Berikut rangkuman utama temuan DKPP hingga kini:
- Jumlah aduan menembus angka 700, menandakan intensitas pengawasan publik yang tinggi.
- Jenis pelanggaran yang paling sering dilaporkan meliputi kampanye hitam, penggunaan dana kampanye melebihi batas, serta pelanggaran netralitas aparat penyelenggara.
- Mayoritas aduan datang dari masyarakat sipil melalui platform digital resmi DKPP.
DKPP menyatakan bahwa semua laporan akan diproses sesuai prosedur yang telah ditetapkan, termasuk verifikasi awal, penyelidikan lanjutan, dan penyampaian rekomendasi kepada Komisi Pemilihan Umum (KPU) bila terbukti ada pelanggaran.
Ketua DKPP menekankan pentingnya menegakkan kode etik untuk menjaga kepercayaan publik terhadap proses demokrasi.

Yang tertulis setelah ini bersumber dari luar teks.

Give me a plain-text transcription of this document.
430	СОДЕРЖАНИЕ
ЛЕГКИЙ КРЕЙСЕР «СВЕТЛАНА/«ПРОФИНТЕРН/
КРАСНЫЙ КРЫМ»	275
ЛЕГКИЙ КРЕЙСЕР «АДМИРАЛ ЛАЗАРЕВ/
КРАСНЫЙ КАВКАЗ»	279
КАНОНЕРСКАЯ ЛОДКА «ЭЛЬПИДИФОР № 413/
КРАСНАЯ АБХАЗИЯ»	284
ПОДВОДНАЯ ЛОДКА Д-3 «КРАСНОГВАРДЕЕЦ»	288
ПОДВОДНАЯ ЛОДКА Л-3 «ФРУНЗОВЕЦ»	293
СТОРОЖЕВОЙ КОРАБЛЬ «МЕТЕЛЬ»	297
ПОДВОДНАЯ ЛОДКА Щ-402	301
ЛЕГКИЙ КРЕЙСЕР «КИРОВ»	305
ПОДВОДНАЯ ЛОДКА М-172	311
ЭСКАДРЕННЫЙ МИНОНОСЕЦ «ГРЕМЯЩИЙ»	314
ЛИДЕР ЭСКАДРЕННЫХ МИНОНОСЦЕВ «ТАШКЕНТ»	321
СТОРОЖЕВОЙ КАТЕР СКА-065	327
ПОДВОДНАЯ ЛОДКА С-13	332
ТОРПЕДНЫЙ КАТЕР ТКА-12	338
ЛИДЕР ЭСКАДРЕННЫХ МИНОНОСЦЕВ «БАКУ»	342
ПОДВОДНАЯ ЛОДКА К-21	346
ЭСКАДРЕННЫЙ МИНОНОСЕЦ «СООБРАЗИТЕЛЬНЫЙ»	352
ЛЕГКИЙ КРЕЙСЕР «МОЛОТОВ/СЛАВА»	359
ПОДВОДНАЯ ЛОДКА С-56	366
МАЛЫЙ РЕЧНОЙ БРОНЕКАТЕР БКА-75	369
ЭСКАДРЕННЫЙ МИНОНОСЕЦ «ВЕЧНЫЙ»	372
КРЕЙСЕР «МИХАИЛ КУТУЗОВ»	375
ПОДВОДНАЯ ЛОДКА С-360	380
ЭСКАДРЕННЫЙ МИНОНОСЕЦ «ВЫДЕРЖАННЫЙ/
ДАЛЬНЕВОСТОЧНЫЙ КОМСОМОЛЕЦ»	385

Ia menambahkan bahwa pelanggaran yang terbukti dapat berujung pada sanksi administratif, pencabutan hak pencalonan, atau tindakan hukum lebih lanjut.
Seiring mendekatnya tanggal pemungutan suara, DKPP berencana meningkatkan sosialisasi kode etik kepada semua pemangku kepentingan serta memperkuat mekanisme pelaporan agar dapat menanggapi aduan secara lebih cepat dan transparan.